Anvil's position is that there is no legal requirement for
the approval of either Gécamines' or
MCK under any of its contractual documentation with either
entity in connection with the
proposed change of control and that Anvil has fully complied
with its contractual obligations. As previously disclosed,
there will be a requirement to give Gécamines a right of
pre-emption in connection with the Mutoshi Project, which MMR
and Anvil are fully aware of and intend to comply with. MMR
and Anvil have previously agreed that Anvil's 70% interest in
the Mutoshi Project has a value of US$52.5 million.
Discussions with each of Gécamines and MCK by Anvil and its
advisors and with MMR are ongoing. There can be no assurance
that the parties will reach agreement on revised commercial
arrangements with Gécamines or any agreement with MCK
relating to its demands and allegations, in both cases on
terms satisfactory to MMR. Consequently, there can be no
assurance that MMR will consummate the Offer.
The Offeror has retained Kingsdale Shareholder Services Inc.
("Kingsdale") as information agent to respond to inquiries
from Anvil shareholders regarding the Offer. Kingsdale may be
contacted toll-free at 1-866-581-1392 or collect from outside
North America at +1-416-867-
2272. The Depositary for the Offer is Computershare Investor
Services Inc. Inquiries should be directed to 1-800564-6253
or corporateactions@computershare.com.
This news release is for information purposes only and is not
a substitute for the filed Offer and takeover bid circular
and Anvil directors' circular. There can be no assurance that
the conditions of the Offer will be satisfied, or that the
transaction will be completed as proposed, or at all.
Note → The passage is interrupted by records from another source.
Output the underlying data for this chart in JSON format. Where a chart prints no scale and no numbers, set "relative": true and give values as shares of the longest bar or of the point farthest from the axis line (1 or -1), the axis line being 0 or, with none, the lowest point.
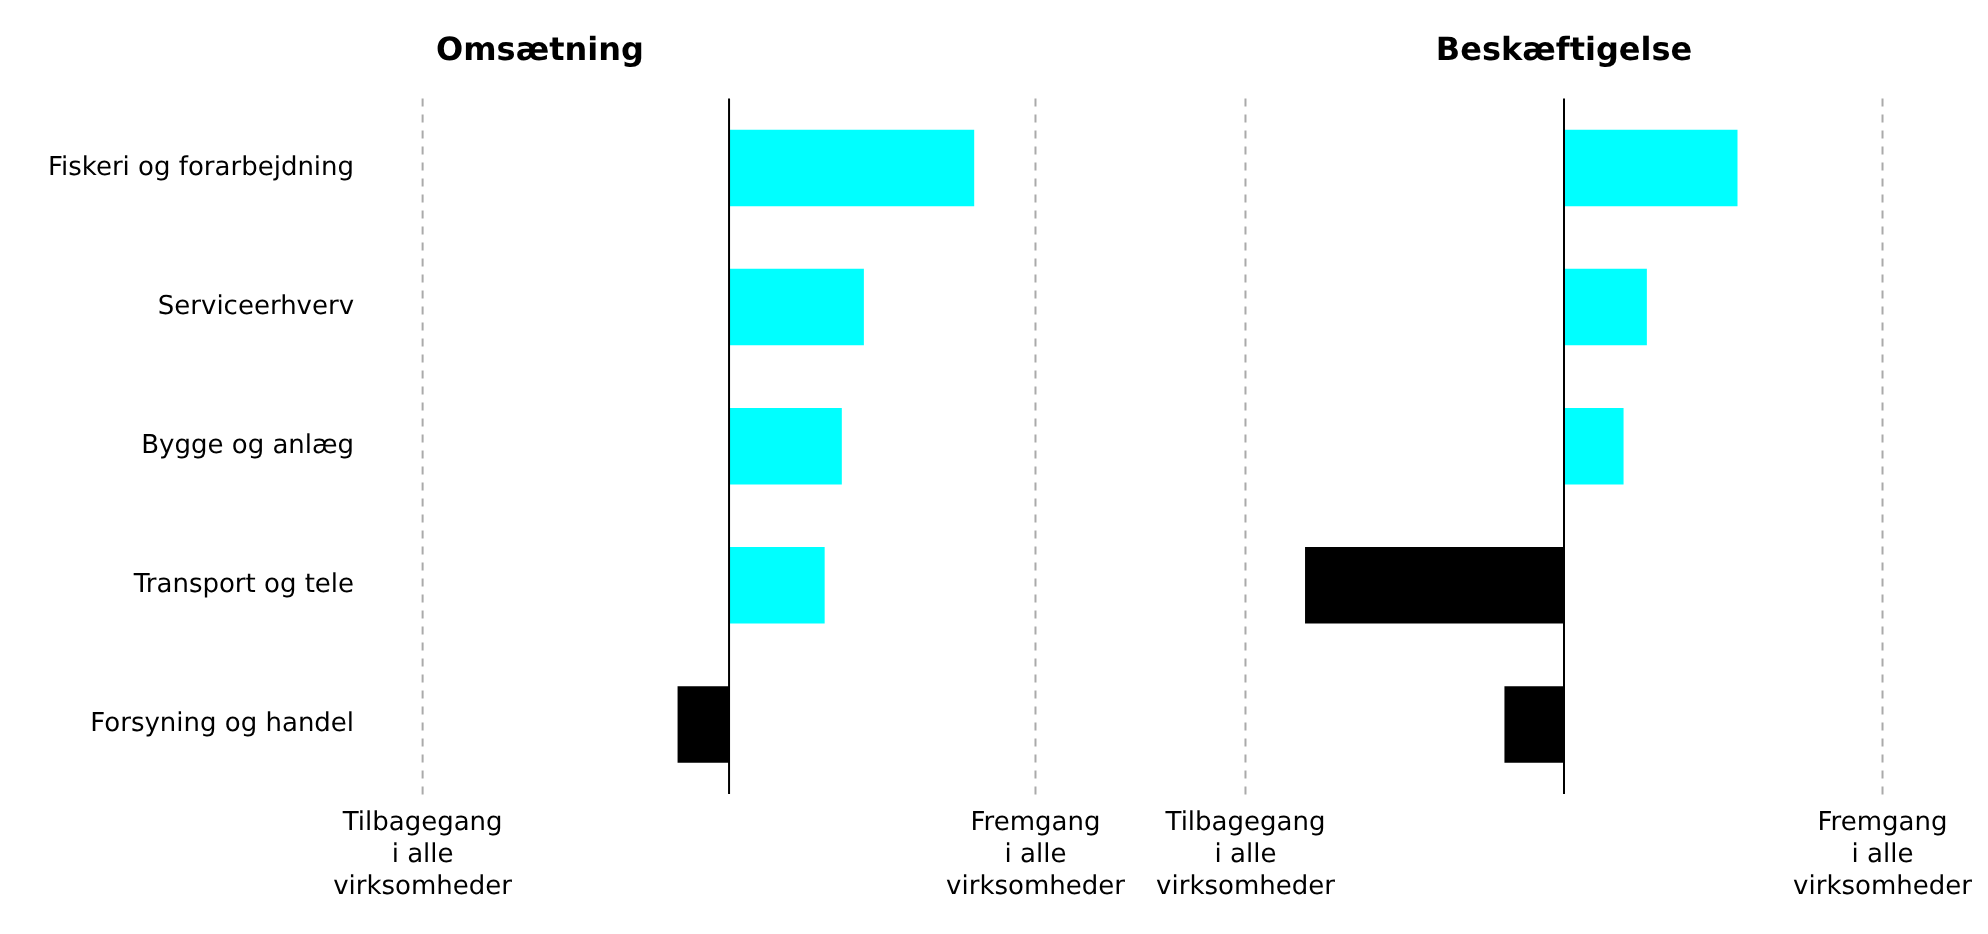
{
  "chart_data": [
    {
      "type": "bar",
      "orientation": "horizontal",
      "title": "Omsætning",
      "relative": true,
      "categories": [
        "Fiskeri og forarbejdning",
        "Serviceerhverv",
        "Bygge og anlæg",
        "Transport og tele",
        "Forsyning og handel"
      ],
      "values": [
        1,
        0.55,
        0.46,
        0.39,
        -0.21
      ],
      "colors": [
        "#00ffff",
        "#00ffff",
        "#00ffff",
        "#00ffff",
        "#000000"
      ],
      "ref_lines": [
        {
          "axis": "x",
          "value": -1.25,
          "label": "Tilbagegang\ni alle\nvirksomheder",
          "color": "#aaaaaa",
          "line_style": "dashed"
        },
        {
          "axis": "x",
          "value": 1.25,
          "label": "Fremgang\ni alle\nvirksomheder",
          "color": "#aaaaaa",
          "line_style": "dashed"
        }
      ],
      "legend": false
    },
    {
      "type": "bar",
      "orientation": "horizontal",
      "title": "Beskæftigelse",
      "relative": true,
      "categories": [
        null,
        null,
        null,
        null,
        null
      ],
      "values": [
        0.67,
        0.32,
        0.23,
        -1,
        -0.23
      ],
      "colors": [
        "#00ffff",
        "#00ffff",
        "#00ffff",
        "#000000",
        "#000000"
      ],
      "ref_lines": [
        {
          "axis": "x",
          "value": -1.23,
          "label": "Tilbagegang\ni alle\nvirksomheder",
          "color": "#aaaaaa",
          "line_style": "dashed"
        },
        {
          "axis": "x",
          "value": 1.23,
          "label": "Fremgang\ni alle\nvirksomheder",
          "color": "#aaaaaa",
          "line_style": "dashed"
        }
      ],
      "legend": false
    }
  ]
}
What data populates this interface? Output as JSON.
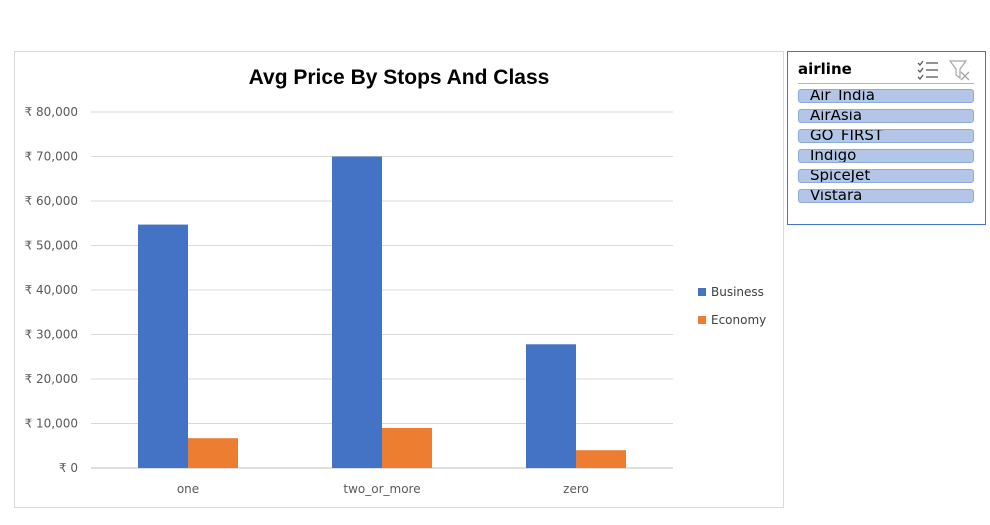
{
  "chart_data": {
    "type": "bar",
    "title": "Avg Price By Stops And Class",
    "xlabel": "",
    "ylabel": "",
    "categories": [
      "one",
      "two_or_more",
      "zero"
    ],
    "series": [
      {
        "name": "Business",
        "color": "#4472c4",
        "values": [
          54700,
          70000,
          27800
        ]
      },
      {
        "name": "Economy",
        "color": "#ed7d31",
        "values": [
          6700,
          9000,
          4000
        ]
      }
    ],
    "ylim": [
      0,
      80000
    ],
    "yticks": [
      0,
      10000,
      20000,
      30000,
      40000,
      50000,
      60000,
      70000,
      80000
    ],
    "ytick_labels": [
      "₹ 0",
      "₹ 10,000",
      "₹ 20,000",
      "₹ 30,000",
      "₹ 40,000",
      "₹ 50,000",
      "₹ 60,000",
      "₹ 70,000",
      "₹ 80,000"
    ],
    "grid": true,
    "legend_position": "right"
  },
  "slicer": {
    "title": "airline",
    "multiselect_icon": "multi-select-icon",
    "clear_filter_icon": "clear-filter-icon",
    "items": [
      {
        "label": "Air_India"
      },
      {
        "label": "AirAsia"
      },
      {
        "label": "GO_FIRST"
      },
      {
        "label": "Indigo"
      },
      {
        "label": "SpiceJet"
      },
      {
        "label": "Vistara"
      }
    ]
  }
}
Anvil Mining Limited is a copper producer whose shares are
traded on the Toronto Stock Exchange (as Common Shares) and
the Australian Securities Exchange (as CDIs) under the symbol
AVM.
President & CEO Vice President Corporate Affairs
Tel: +27 (11) 750 6876 Tel: (Office) +1 (514) 448 6664,
(Cell) +1 (514) 944 9036
Email: darryllc@anvilmining.comEmail: robertl@anvilmining.com
(Johannesburg) (Montréal)
This news release contains "forward-looking statements" and "forward-looking information", based on assumptions and judgments of management regarding future events and results. Such "forward-looking statements" and "forward- looking information which may include, but is not limited to, the completion of the Offer (as defined). Many of these assumptions are based on factors and events that are not within the control of Anvil and there is no assurance they will prove to be correct. Often, but not always, forward-looking information can be identified by the use of words such as "intends" (including negative variations) of such words and phrases, or state that certain actions, events or results "may", "would", or "will" be taken, occur or be achieved. The purpose of forward-looking information is to provide the reader with information about management's expectations regarding the Offer. Readers are cautioned that forward-looking information involves known and unknown risks, uncertainties and other factors which may cause the actual results, performance or achievements of Anvil to be materially different from any future results, performance or achievements expressed or implied by the forward-looking information. There can be no assurance that the Offer will be completed. There can be no assurance that forward-looking information will prove to be accurate. Accordingly, readers should not place undue reliance on forward looking information.